Disclosure of Invention

Aiming at least one defect or improvement requirement in the prior art, the invention provides an open type mathematic homework correcting method, system and device driven by multiple data sources, which realize multidimensional knowledge attribute scoring, enable a computer to objectively and accurately determine the homework level of students and improve the homework correcting accuracy.

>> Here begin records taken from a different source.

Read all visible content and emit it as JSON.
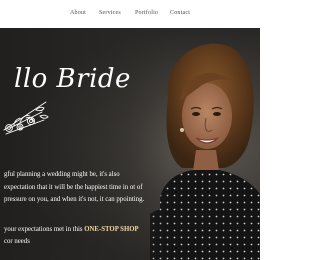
{
  "nav": {
    "items": [
      {
        "label": "About"
      },
      {
        "label": "Services"
      },
      {
        "label": "Portfolio"
      },
      {
        "label": "Contact"
      }
    ]
  },
  "hero": {
    "brand": "llo Bride",
    "paragraph": "gful planning a wedding might be, it's also expectation that it will be the happiest time in ot of pressure on you, and when it's not, it can ppointing.",
    "tagline_pre": "your expectations met in this ",
    "tagline_highlight": "ONE-STOP SHOP",
    "tagline_post": "cor needs"
  },
  "colors": {
    "nav_text": "#4e4e4e",
    "hero_bg": "#2b2927",
    "highlight": "#f7d7a0"
  }
}
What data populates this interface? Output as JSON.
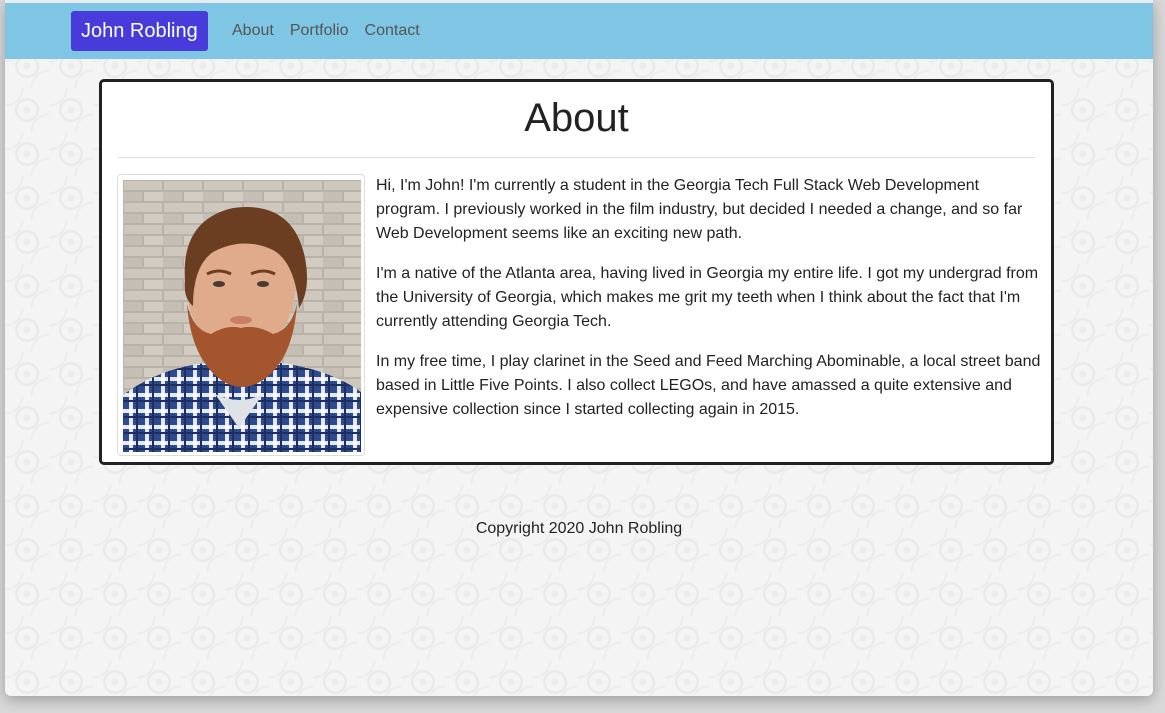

To achieve the above object, according to a first aspect of the present invention, there is provided an open math job approval method driven by multiple data sources, comprising the steps of:

s1, obtaining standard answer data of the open type mathematic question, wherein the standard answer data comprises a plurality of problem solving steps, and associating knowledge points for each problem solving step;

s2, acquiring historical job correction sample data, wherein the historical job correction sample data comprises a plurality of problem solving steps, each problem solving step is marked with correction data, knowledge points are associated with each problem solving step, and the score of each knowledge point is determined according to the historical job correction sample data;

s3, acquiring the job to be batched;

s4, converting each solving step in the job to be batched into a first operator tree, converting each solving step in the standard answer data into a second operator tree, determining the corresponding relation between each first operator tree and each second operator tree, calculating the similarity between the corresponding first operator tree and the corresponding second operator tree, and outputting a batched and modified result according to the similarity and the score of each knowledge point.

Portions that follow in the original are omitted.